Gide et Malraux rendent compte à la Mutualité du congrès de Moscou qui vient d'imposer le réalisme socialiste

Palais de la Mutualité
Gide et Malraux rendent compte à la Mutualité du congrès de Moscou qui vient d'imposer le réalisme socialiste
Palais de la Mutualité dans les années 1930.

Ils reviennent d'un congrès où l'on a décrété comment il fallait écrire ; devant la salle de la Mutualité, ils célèbrent l'URSS en taisant ce qui les inquiète.

Le premier congrès des écrivains soviétiques s'est tenu à Moscou en août 1934. Il a créé l'Union des écrivains d'URSS, organisation unique à laquelle tout écrivain doit désormais appartenir pour être publié. Il a surtout consacré une doctrine officielle : le réalisme socialiste.
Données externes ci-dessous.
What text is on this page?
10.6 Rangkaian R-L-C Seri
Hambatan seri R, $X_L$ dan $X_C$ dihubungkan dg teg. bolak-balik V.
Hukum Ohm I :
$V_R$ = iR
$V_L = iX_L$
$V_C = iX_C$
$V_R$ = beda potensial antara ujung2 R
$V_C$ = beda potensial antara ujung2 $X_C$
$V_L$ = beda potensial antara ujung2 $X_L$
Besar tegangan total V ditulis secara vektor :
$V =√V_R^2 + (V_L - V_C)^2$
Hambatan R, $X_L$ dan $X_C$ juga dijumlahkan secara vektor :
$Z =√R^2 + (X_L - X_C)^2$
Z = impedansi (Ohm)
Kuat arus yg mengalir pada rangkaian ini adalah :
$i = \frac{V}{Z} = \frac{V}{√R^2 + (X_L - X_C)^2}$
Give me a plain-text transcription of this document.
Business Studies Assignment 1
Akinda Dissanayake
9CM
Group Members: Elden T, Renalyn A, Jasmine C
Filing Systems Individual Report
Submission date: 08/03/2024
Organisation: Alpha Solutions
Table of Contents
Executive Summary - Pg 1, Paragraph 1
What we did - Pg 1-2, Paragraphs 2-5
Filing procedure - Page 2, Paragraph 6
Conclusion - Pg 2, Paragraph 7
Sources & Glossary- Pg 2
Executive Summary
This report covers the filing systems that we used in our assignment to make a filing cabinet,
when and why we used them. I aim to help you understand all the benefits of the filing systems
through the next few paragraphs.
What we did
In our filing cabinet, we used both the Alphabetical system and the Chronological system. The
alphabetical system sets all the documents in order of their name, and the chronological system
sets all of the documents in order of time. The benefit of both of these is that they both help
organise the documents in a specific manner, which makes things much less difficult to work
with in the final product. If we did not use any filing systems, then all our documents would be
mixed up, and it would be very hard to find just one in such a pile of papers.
Andreï Jdanov, envoyé de Staline, y a défini les écrivains comme les "ingénieurs des âmes." La littérature doit représenter la réalité "dans son développement révolutionnaire," c'est-à-dire telle que le Parti la souhaite.
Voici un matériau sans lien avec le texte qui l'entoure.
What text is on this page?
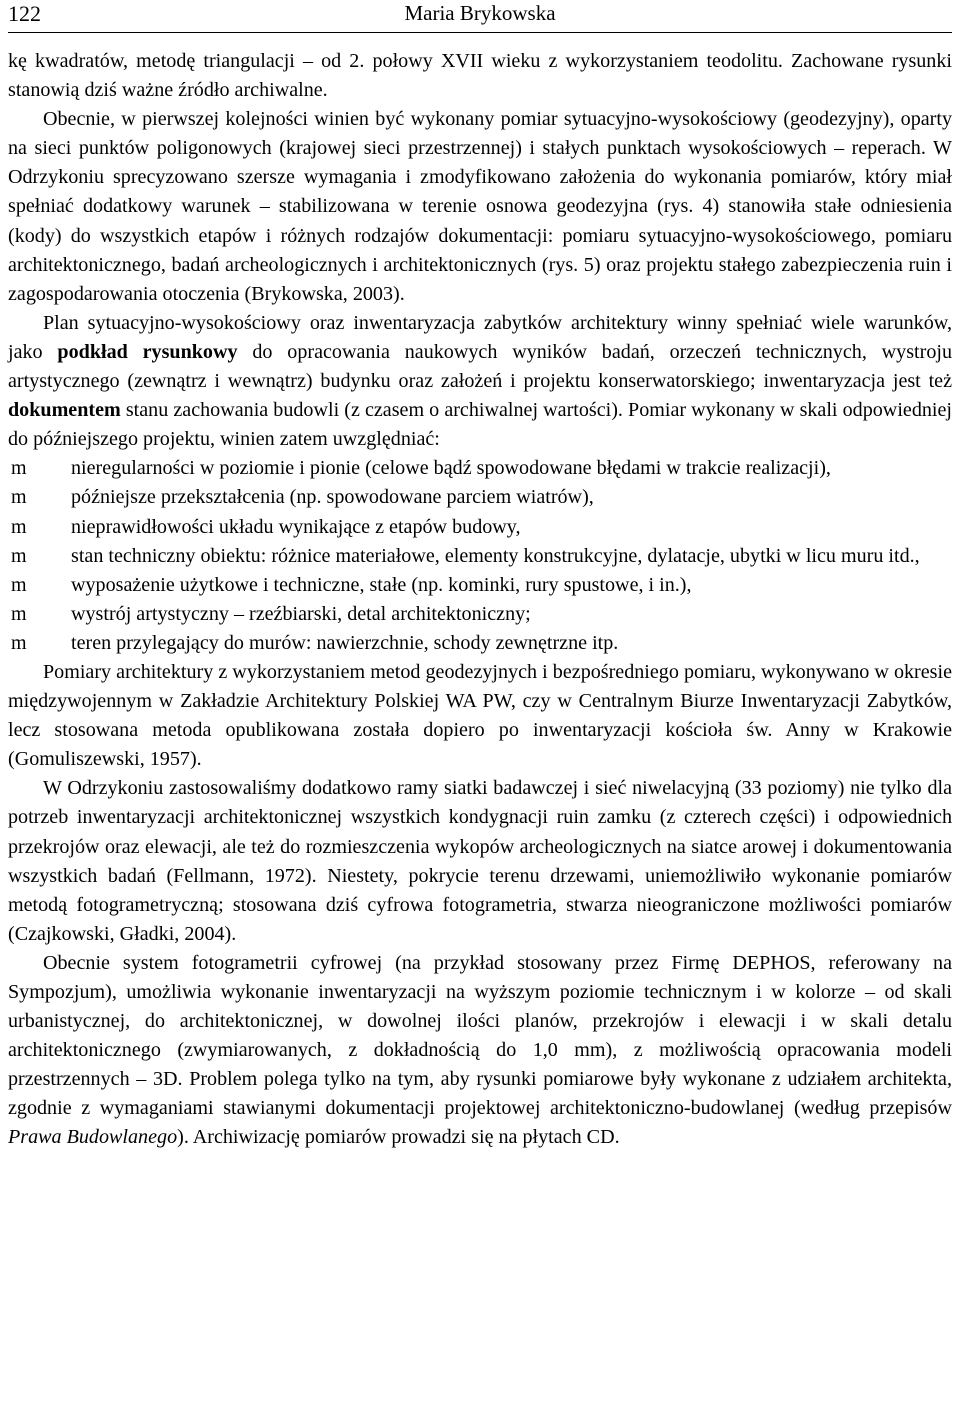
122	Maria Brykowska

kę kwadratów, metodę triangulacji – od 2. połowy XVII wieku z wykorzystaniem teodolitu. Zachowane rysunki stanowią dziś ważne źródło archiwalne.

Obecnie, w pierwszej kolejności winien być wykonany pomiar sytuacyjno-wysokościowy (geodezyjny), oparty na sieci punktów poligonowych (krajowej sieci przestrzennej) i stałych punktach wysokościowych – reperach. W Odrzykoniu sprecyzowano szersze wymagania i zmodyfikowano założenia do wykonania pomiarów, który miał spełniać dodatkowy warunek – stabilizowana w terenie osnowa geodezyjna (rys. 4) stanowiła stałe odniesienia (kody) do wszystkich etapów i różnych rodzajów dokumentacji: pomiaru sytuacyjno-wysokościowego, pomiaru architektonicznego, badań archeologicznych i architektonicznych (rys. 5) oraz projektu stałego zabezpieczenia ruin i zagospodarowania otoczenia (Brykowska, 2003).

Plan sytuacyjno-wysokościowy oraz inwentaryzacja zabytków architektury winny spełniać wiele warunków, jako podkład rysunkowy do opracowania naukowych wyników badań, orzeczeń technicznych, wystroju artystycznego (zewnątrz i wewnątrz) budynku oraz założeń i projektu konserwatorskiego; inwentaryzacja jest też dokumentem stanu zachowania budowli (z czasem o archiwalnej wartości). Pomiar wykonany w skali odpowiedniej do późniejszego projektu, winien zatem uwzględniać:

m nieregularności w poziomie i pionie (celowe bądź spowodowane błędami w trakcie realizacji),
m późniejsze przekształcenia (np. spowodowane parciem wiatrów),
m nieprawidłowości układu wynikające z etapów budowy,
m stan techniczny obiektu: różnice materiałowe, elementy konstrukcyjne, dylatacje, ubytki w licu muru itd.,
m wyposażenie użytkowe i techniczne, stałe (np. kominki, rury spustowe, i in.),
m wystrój artystyczny – rzeźbiarski, detal architektoniczny;
m teren przylegający do murów: nawierzchnie, schody zewnętrzne itp.

Pomiary architektury z wykorzystaniem metod geodezyjnych i bezpośredniego pomiaru, wykonywano w okresie międzywojennym w Zakładzie Architektury Polskiej WA PW, czy w Centralnym Biurze Inwentaryzacji Zabytków, lecz stosowana metoda opublikowana została dopiero po inwentaryzacji kościoła św. Anny w Krakowie (Gomuliszewski, 1957).

W Odrzykoniu zastosowaliśmy dodatkowo ramy siatki badawczej i sieć niwelacyjną (33 poziomy) nie tylko dla potrzeb inwentaryzacji architektonicznej wszystkich kondygnacji ruin zamku (z czterech części) i odpowiednich przekrojów oraz elewacji, ale też do rozmieszczenia wykopów archeologicznych na siatce arowej i dokumentowania wszystkich badań (Fellmann, 1972). Niestety, pokrycie terenu drzewami, uniemożliwiło wykonanie pomiarów metodą fotogrametryczną; stosowana dziś cyfrowa fotogrametria, stwarza nieograniczone możliwości pomiarów (Czajkowski, Gładki, 2004).

Obecnie system fotogrametrii cyfrowej (na przykład stosowany przez Firmę DEPHOS, referowany na Sympozjum), umożliwia wykonanie inwentaryzacji na wyższym poziomie technicznym i w kolorze – od skali urbanistycznej, do architektonicznej, w dowolnej ilości planów, przekrojów i elewacji i w skali detalu architektonicznego (zwymiarowanych, z dokładnością do 1,0 mm), z możliwością opracowania modeli przestrzennych – 3D. Problem polega tylko na tym, aby rysunki pomiarowe były wykonane z udziałem architekta, zgodnie z wymaganiami stawianymi dokumentacji projektowej architektoniczno-budowlanej (według przepisów Prawa Budowlanego). Archiwizację pomiarów prowadzi się na płytach CD.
Des écrivains français y ont assisté. André Malraux, auteur de "La Condition humaine," prix Goncourt l'année précédente, y a prononcé un discours intitulé "L'art est une conquête." Il y salue l'émancipation du prolétariat soviétique tout en formulant une réserve nette : les principes du réalisme socialiste risquent d'étouffer la création. Louis Aragon, lui, rentre convaincu et travaillera à importer la doctrine en France.

Le 23 octobre 1934, un meeting de compte rendu se tient au Palais de la Mutualité, 24 rue Saint-Victor dans le 5e arrondissement, salle emblématique de la gauche parisienne. Sont annoncés André Gide, André Malraux, Jean Cassou, Fernand Léger, Jean Guéhenno.

Le contexte impose le silence sur les objections. Nous sommes huit mois après le 6 février 1934, la menace fasciste est la préoccupation dominante, le rapprochement communiste-socialiste vient de s'engager. Critiquer l'URSS publiquement, c'est faire le jeu de l'adversaire. Gide, le plus prestigieux des compagnons de route, incarne cette position : il a proclamé son adhésion au communisme en 1932 sans adhérer au Parti.

Deux ans plus tard, tout bascule. Gide se rend en URSS à l'été 1936, invité officiel, et publie en novembre "Retour de l'URSS," livre bref et dévastateur qui décrit la misère, le conformisme, le culte de Staline, la peur. La presse communiste le traite de traître et de fasciste. Il ne se rétractera jamais.

Malraux, lui, partira commander l'escadrille España en Espagne, et gardera longtemps le silence sur les procès de Moscou.